Moreover almost all peanut allergic reactions require an adequate volume
of consumption, often at least a full kernel, before any manifestations are
expected. That most peanut allergies
are treated as if any antigen exposure in the air will elicit a reaction is
inappropriate.
The existence of a peanut allergy also does not mean
allergies to other tree nuts (and peanuts are not even be classified as a nut
by biologists but more a legume as they grow underground). Even having skin test reactions to certain
tree nuts does not mean an allergy or any reaction to all tree nuts. So, to have a peanut reaction and associate
this with acorn associated reactions is a huge misinformed leap. Another common misperception is that milk
allergies are manifest in a similar fashion, and rarely do milk products result
in anaphylaxis, nor is there a need to modify the classroom environment to
become “milk-aware” in an effort to reduce exposures.

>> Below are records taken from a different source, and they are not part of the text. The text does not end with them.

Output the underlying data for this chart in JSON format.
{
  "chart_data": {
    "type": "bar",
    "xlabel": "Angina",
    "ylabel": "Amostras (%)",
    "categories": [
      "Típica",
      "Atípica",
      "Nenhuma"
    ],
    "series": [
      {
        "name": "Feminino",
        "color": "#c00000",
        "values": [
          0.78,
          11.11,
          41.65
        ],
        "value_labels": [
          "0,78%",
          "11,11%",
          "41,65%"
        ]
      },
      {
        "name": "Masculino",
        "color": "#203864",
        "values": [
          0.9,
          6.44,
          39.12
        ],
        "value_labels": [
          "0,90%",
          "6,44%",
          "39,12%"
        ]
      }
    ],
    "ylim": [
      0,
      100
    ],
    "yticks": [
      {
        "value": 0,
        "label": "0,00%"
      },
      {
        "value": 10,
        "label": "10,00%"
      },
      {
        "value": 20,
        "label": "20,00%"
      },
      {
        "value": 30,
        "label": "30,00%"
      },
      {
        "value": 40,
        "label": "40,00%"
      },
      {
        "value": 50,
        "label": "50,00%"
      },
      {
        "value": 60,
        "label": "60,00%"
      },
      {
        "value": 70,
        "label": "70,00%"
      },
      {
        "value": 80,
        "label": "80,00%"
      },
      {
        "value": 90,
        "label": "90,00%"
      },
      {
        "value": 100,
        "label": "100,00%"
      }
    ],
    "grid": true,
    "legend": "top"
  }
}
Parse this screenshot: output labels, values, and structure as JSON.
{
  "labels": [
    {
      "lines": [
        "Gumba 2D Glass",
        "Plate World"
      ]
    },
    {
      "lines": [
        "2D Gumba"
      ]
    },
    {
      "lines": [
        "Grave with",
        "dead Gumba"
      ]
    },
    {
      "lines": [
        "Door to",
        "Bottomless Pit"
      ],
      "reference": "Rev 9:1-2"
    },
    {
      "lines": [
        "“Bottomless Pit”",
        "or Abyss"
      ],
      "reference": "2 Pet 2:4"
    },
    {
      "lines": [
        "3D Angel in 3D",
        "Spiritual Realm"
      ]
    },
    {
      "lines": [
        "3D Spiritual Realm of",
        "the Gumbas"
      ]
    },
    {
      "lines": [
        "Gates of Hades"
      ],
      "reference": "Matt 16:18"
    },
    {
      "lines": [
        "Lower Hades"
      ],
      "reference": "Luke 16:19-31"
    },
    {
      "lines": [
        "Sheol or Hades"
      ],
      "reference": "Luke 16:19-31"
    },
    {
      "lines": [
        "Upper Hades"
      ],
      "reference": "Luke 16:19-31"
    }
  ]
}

Schools have become much more “nut-aware”, resulting in
overall school based exposure reductions by some 90%. However even in classrooms with known
interventions to eliminate peanut exposures, careful examination will usually
reveal some peanut containing materials – and this has not resulted in
life-threatening situations.
As a great resource, Anaphylaxis Canada has developed a
common sense and reasoned approach to food allergies of a variety of
natures. Anaphylaxis Canada . In the end, it is about education, the
environment, and emergency response. Education
of the parents, child and classmates, reducing exposure through making the
environment nut aware, and lastly parents and the school being prepared for
managing the very uncommon emergency situation.